Sounds reasonable to me! I think this API is stable enough to make public in the next release, please run a cargo fmt
and then this should merge
done @rtyler ! Seems like it dismissed your review :(
@rtyler @adriangb - recently I have been thinking if we should adopt the visibility crate to expose a larger api behind a feature gate and less guarantees. We uses this - so gar successfully I believe- in kernel ...
There also is some writing stuff - e.g. muti-part put from object_store on my todo list, that may affect this.
@roeap not sure I understood fully, are you saying that this right now should not be made public or that there is an opportunity for a more thoughtful approach to a public API within the rust crates in the future?

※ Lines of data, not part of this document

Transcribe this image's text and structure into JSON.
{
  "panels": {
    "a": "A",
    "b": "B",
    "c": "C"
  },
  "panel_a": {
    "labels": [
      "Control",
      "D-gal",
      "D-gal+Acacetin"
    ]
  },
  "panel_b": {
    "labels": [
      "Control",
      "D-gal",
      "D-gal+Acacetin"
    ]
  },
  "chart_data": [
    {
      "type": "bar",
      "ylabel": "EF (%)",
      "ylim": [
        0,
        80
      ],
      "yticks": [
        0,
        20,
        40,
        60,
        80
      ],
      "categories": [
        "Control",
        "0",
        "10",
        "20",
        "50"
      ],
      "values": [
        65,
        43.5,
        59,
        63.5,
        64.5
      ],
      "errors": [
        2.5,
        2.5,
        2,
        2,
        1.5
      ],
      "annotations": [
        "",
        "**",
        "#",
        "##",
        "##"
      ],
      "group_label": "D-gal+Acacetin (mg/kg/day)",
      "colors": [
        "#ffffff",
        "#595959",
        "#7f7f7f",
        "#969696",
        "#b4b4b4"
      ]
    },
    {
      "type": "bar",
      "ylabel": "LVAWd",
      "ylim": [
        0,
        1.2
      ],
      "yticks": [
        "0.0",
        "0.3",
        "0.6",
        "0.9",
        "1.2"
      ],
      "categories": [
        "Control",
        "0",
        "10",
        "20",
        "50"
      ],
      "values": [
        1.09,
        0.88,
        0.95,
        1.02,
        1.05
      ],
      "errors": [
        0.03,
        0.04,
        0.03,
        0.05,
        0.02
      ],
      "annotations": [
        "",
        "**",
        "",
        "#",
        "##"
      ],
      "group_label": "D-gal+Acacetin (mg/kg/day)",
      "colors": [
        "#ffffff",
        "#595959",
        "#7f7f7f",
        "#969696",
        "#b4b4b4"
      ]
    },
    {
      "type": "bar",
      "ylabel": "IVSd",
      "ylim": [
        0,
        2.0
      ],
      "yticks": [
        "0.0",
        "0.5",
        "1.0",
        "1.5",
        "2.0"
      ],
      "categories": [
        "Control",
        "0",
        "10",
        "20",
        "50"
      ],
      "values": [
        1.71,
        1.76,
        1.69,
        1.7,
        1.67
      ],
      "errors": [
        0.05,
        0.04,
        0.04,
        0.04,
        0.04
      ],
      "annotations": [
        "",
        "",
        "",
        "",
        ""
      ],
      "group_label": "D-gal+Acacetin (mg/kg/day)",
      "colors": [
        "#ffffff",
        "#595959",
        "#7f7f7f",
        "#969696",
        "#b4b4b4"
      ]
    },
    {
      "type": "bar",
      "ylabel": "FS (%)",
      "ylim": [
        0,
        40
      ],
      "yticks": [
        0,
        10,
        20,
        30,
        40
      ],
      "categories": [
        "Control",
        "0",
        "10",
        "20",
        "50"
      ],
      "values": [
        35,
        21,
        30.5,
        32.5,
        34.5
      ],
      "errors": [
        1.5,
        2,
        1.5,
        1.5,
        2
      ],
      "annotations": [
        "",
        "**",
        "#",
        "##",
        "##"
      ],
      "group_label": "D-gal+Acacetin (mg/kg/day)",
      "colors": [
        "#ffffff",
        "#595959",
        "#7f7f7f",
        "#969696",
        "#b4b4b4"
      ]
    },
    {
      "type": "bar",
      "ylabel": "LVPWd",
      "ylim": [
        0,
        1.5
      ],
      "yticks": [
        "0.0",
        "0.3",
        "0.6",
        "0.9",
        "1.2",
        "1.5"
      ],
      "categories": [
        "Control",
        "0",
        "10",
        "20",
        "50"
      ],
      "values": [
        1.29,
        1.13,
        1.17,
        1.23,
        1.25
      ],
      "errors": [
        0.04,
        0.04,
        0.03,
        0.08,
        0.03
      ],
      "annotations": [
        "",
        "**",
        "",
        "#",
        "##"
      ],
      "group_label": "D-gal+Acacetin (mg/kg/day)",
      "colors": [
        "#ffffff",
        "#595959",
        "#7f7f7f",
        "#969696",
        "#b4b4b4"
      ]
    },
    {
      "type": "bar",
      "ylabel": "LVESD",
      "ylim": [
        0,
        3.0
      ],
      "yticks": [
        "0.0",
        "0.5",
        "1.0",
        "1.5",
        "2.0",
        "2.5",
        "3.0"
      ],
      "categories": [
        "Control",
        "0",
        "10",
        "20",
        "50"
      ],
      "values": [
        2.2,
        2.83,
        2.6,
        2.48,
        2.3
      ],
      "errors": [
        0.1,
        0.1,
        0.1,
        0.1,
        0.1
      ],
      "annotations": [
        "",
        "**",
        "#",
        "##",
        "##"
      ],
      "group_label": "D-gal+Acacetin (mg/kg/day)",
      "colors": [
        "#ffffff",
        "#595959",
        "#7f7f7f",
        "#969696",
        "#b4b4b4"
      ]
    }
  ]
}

@roeap best to wait for object store 0.10 before working on the multi part
@aersam also already put some work there
@adriangb - i think we can make this public now, but maybe behind a feature gate. The visibility crate enables this.
@ion-elgreco - yes, still some things to cross off first, and we'll work from where we are, when i get to it 🙂.
i think we can make this public now, but maybe behind a feature gate. The visibility crate enables this.
Interesting, TIL!
I would like to use PartitionWriter within my own crate. Would you mind making this public so I don't have to vendor it and all of the associated code?